The French government wants parliament to vote on the plans early next year.

Last year lawmakers overwhelmingly voted in favour of overhauling rail operator SNCF, which saw employees lose generous job and pension guarantees. That followed months of rolling strikes by SNCF workers.

Re: 2019 : Revolution ?

PostPosted: Sat Sep 21, 2019 2:37 pm
Author: Anthea
Yellow vest protests
Dozens of arrests in Paris

Dozens of demonstrators have been arrested in Paris following a resurgence of the yellow vest protests that started last year

Several hundred protesters gathered at different points in the French capital and over 39 were swiftly arrested.

A huge security operation was planned amid fears the protesters would clash with a climate change march.

The majority of demonstrators did not wear the trademark hi-vis jackets to avoid being visible.

Police, who have previously been accused of heavy-handedness, used tear gas to disperse groups of protesters.

The gilets jaunes (yellow vest) movement started last November over increased fuel prices, evolving into weekly protests that continued well into the spring.

They accused President Emmanuel Macron of being out of touch and often turned violent.

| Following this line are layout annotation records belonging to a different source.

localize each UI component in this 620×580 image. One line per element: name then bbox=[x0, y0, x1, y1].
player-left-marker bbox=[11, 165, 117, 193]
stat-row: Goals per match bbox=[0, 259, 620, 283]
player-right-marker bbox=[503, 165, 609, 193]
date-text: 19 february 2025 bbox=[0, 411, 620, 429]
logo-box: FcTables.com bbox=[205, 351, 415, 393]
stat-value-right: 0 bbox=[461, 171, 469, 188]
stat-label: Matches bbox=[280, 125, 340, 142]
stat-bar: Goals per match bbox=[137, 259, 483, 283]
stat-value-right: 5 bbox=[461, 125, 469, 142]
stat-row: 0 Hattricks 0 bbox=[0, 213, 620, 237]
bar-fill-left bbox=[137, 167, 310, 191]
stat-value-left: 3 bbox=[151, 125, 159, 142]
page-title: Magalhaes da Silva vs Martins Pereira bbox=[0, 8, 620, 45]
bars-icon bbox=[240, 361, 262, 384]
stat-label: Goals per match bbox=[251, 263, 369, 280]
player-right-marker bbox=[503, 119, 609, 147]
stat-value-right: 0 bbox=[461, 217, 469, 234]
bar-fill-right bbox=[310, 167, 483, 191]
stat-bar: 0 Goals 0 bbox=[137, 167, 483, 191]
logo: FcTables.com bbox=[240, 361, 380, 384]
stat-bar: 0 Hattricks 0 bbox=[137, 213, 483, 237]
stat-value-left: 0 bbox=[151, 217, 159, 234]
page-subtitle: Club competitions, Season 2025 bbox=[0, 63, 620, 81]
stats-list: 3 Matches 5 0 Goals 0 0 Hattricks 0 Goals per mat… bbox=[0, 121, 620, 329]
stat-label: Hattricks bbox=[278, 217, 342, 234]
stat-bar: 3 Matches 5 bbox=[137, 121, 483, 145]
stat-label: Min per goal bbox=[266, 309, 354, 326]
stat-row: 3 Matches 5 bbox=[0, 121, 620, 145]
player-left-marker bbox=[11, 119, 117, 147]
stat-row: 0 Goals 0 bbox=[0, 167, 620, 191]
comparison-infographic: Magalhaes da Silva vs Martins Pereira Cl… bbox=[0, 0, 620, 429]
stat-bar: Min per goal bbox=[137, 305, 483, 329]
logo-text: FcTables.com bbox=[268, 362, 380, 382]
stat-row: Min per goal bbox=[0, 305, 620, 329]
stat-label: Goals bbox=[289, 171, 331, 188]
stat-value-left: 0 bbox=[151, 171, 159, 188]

The protests prompted Mr Macron to introduce reforms including tax cuts and a more decentralised government.

One of Saturday's protesters told French media outlet Le Monde that they continued to protest because of "injustice" but said they were worried about the "bad image" of the yellow vests.

"I am not a thug," they insisted.

Saturday's protests interfered with France's annual Heritage Day, when well-known sites open their doors to the public.

On Friday, President Macron said it was good that that people could express themselves but asked that the protests proceeded in a "calm" manner.